Bu dönem, kendine olduğun yerde bir alan yarat; burası evin ya da evin gibi gördüğün bir köşe olabilir. Senin zevklerinle dolu olsun; müzik, kitap, meditasyon, sanat her ne istiyorsan “ruhani istasyonun” gibi kullan burasını. Ya da başka bir öneri; misafir salonunda çok zaman geçirmiyormusun. Buraya doldurduğun süs eşyalarını bir depoya kaldır ve hemen sakin, sıcak renklerden oluşan bir dekorasyona dönüştür.

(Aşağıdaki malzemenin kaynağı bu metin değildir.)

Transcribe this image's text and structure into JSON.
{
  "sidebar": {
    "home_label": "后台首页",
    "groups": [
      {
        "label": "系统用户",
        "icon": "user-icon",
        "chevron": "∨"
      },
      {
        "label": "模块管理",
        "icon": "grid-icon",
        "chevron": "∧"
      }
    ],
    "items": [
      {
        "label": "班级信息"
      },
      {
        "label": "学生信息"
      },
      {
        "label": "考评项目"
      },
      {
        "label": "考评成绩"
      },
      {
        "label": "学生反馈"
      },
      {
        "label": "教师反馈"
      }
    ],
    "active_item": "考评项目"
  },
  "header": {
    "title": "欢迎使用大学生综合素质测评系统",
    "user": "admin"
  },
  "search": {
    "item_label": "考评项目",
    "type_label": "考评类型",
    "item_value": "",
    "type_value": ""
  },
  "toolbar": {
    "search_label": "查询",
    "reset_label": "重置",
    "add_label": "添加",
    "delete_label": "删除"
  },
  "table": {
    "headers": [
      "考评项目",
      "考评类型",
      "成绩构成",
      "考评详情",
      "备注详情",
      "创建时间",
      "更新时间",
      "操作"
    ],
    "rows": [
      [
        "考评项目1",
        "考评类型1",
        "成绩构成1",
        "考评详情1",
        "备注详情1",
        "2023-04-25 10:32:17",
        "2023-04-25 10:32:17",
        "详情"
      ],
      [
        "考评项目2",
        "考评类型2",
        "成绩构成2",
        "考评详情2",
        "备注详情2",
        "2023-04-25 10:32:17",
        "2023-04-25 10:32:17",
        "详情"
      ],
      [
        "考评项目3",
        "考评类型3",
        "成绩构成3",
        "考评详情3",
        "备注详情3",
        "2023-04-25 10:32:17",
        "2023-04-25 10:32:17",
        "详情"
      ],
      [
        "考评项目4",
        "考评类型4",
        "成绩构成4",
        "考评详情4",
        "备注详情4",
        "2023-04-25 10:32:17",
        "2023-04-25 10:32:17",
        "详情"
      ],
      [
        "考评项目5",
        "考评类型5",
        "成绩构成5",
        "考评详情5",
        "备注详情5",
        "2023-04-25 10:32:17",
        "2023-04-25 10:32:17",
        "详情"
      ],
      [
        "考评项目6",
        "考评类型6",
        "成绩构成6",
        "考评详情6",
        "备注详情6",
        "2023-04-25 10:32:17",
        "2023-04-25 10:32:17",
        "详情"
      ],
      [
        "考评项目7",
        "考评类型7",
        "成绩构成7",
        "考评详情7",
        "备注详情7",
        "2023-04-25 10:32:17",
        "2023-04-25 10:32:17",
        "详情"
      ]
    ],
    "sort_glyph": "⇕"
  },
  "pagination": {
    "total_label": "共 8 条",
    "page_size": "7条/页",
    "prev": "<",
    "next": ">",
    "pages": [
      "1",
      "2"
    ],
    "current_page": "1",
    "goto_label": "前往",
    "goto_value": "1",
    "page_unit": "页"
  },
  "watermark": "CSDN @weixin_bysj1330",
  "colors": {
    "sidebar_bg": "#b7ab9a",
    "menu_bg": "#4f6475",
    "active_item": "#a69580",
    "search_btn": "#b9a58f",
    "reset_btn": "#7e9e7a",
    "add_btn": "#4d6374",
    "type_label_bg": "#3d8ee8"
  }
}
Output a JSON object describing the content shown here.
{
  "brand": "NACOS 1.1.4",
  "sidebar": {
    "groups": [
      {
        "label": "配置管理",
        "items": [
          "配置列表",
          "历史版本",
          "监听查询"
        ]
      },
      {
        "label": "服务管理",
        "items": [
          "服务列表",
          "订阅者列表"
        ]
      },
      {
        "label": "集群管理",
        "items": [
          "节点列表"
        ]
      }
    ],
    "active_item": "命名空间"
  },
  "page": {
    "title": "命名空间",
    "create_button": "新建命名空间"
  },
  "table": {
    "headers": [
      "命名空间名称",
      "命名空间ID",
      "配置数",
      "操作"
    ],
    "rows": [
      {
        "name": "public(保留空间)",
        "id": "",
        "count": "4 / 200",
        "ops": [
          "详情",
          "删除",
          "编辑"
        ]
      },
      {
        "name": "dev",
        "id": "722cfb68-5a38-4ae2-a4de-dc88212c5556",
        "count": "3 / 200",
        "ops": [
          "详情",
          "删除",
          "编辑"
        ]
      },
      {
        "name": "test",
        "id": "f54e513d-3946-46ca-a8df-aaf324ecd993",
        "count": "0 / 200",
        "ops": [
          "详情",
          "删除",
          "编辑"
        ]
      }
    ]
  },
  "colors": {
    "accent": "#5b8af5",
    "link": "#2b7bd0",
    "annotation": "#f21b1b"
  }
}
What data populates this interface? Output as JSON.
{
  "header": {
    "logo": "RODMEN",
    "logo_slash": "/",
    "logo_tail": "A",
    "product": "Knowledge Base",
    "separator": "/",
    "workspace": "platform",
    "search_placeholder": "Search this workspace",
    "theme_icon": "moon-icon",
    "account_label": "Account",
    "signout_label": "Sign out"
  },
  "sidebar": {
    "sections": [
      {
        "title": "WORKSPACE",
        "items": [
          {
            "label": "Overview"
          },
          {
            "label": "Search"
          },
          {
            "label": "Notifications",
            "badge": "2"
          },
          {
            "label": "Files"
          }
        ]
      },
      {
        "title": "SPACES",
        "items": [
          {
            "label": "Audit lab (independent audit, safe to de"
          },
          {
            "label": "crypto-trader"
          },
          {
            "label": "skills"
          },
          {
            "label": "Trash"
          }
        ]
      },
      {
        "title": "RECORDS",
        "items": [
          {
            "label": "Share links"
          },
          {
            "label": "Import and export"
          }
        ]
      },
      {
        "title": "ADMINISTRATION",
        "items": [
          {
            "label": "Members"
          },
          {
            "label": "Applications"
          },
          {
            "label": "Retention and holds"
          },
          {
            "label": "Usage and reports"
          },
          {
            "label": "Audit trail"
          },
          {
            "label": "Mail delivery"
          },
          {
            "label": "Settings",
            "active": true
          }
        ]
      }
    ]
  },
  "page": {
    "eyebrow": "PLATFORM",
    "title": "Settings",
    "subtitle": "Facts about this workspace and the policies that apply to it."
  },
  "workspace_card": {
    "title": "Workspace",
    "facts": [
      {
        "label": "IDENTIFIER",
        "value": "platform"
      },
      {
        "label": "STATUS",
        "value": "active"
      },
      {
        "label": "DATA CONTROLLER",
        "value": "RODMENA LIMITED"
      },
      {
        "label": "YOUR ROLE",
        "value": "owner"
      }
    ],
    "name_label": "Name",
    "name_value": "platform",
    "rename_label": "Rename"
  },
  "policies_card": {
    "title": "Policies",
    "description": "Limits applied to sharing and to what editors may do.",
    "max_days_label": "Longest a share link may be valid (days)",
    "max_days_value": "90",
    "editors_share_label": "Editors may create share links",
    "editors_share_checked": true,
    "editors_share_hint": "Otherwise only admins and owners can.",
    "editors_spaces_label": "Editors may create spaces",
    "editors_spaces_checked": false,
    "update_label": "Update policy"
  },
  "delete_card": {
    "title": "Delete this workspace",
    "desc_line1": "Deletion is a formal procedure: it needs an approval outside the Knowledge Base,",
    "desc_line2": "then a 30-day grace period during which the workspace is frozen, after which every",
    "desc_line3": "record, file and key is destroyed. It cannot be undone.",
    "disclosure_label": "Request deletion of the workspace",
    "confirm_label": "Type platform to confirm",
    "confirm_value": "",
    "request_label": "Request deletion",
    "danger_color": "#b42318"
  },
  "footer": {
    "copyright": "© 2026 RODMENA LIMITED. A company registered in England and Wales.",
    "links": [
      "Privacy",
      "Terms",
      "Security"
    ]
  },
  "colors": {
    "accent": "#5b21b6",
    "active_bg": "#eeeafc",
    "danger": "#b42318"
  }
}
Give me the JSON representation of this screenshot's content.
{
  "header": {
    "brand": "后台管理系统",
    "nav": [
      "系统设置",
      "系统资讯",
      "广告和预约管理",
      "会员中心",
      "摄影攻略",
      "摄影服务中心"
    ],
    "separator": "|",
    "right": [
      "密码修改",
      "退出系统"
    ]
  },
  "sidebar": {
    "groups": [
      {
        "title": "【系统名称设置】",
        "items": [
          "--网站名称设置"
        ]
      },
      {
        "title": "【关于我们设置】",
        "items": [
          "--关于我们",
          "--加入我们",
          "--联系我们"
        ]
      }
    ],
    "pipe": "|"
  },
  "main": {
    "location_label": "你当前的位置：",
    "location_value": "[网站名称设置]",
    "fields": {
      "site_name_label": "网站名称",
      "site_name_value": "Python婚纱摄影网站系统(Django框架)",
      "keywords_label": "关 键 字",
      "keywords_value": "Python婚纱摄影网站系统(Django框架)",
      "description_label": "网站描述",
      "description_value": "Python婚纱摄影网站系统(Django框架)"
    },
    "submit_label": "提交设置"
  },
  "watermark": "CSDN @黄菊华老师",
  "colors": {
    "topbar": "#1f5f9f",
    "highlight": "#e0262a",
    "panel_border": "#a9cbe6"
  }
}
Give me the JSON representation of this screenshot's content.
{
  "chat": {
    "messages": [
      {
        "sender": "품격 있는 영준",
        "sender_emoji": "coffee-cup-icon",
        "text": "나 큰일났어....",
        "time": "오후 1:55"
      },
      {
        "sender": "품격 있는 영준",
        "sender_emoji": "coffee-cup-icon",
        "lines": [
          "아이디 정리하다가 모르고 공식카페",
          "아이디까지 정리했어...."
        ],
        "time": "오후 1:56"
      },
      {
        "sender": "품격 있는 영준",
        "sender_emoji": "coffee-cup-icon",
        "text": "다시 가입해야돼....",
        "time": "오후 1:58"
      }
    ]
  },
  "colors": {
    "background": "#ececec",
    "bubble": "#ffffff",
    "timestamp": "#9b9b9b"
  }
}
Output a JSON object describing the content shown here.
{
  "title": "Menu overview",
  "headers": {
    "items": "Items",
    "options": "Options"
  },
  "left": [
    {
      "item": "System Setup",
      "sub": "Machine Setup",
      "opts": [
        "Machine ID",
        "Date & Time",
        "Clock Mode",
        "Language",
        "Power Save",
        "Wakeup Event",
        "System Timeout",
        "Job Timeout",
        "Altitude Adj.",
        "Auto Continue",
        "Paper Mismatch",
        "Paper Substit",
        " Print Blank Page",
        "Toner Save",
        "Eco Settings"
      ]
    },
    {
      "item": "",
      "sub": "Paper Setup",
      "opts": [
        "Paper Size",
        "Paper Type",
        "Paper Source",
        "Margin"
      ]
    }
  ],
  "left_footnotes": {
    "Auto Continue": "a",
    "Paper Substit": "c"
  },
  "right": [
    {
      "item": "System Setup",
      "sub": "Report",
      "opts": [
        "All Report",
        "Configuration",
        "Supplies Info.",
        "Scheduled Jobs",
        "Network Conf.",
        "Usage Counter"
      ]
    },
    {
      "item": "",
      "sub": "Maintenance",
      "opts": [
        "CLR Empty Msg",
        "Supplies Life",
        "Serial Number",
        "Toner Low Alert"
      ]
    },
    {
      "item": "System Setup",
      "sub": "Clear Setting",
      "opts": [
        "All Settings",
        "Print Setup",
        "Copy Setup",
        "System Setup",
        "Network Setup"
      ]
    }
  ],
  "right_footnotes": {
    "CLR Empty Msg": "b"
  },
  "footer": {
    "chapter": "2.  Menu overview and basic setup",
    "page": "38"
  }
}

Burası da senin kalen olsun. İstediğini misafir eder, istemediğini alanına dâhil etmezsin.
4-Neden, yemek yapmayı denemiyorsun?
Mikrodalgadan uzak durduğumuz sürece, her yolu deneyebiliriz. Teknoloji ile işimiz bu sıralar pek yerinde olmayabilir. Kendimizi beslemek, başkalarını mutlu etmekten bir parça daha önemli olacaktır. Su, yaşam alanımızı kaynağını oluşturacaktır. Bu yüzden bol bol içecek tüketebiliriz, taze meyvelerden kendimize doğal içecekler ve tatlılar yapabiliriz. Kendinizi kısıtlamayın sebze tüketerek zaten diyet yapar gibi beslenmeye başlayabiliriz. Ve tabii ki şık sofralar, meyve tabakları masanın en orta köşesinde yerini alacaktır. Akşamları arkadaşlar ile birlikte geçirmek için eviniz bir nevi açık büfe haline dönüşebilir. Peynir çeşitleri yanında roka, “üzümü ye bağını sorma” durumunu oluşturabilir.
5-Bu ay, kadının güçü ile el şıkışabilirsin.
Ev, aile, birlik beraberlik derken gökyüzü kadının güçünü ortaya çıkartır. Şimdi biriniz çıkıp dünya bizden yana olsaydı hep yanımızda olurdu diyebilir. Aslında hep yanımızda sadece bazı şeyleri bizlerin belirlediğini görmemiz gerekir. İşte bu döngü bu açıdan farkındalığımızı artırmayı becerebilir. Belki first lady değiliz ama taktir edilesi işler yapmaya da oldukça açık olacağız. Bize bu dönem ilham veren kadınlar olacak aynı şekilde biz birileri için önemli adımları oluşturacağız. Hem de bağımsız olmakla ruhumuzu beslemeye başlıyacak. Cinsiyet ve libido, özgürlük kavramlarını yeniden düşünmeye başlayabiliriz. Bu açıdan kararlar net ve kalıcı olacaktır. Adil ücret, eşit haklar, toplumsal cinsiyet gibi konular sosyolojik kavramlar olarak yeniden konuşulabilinir.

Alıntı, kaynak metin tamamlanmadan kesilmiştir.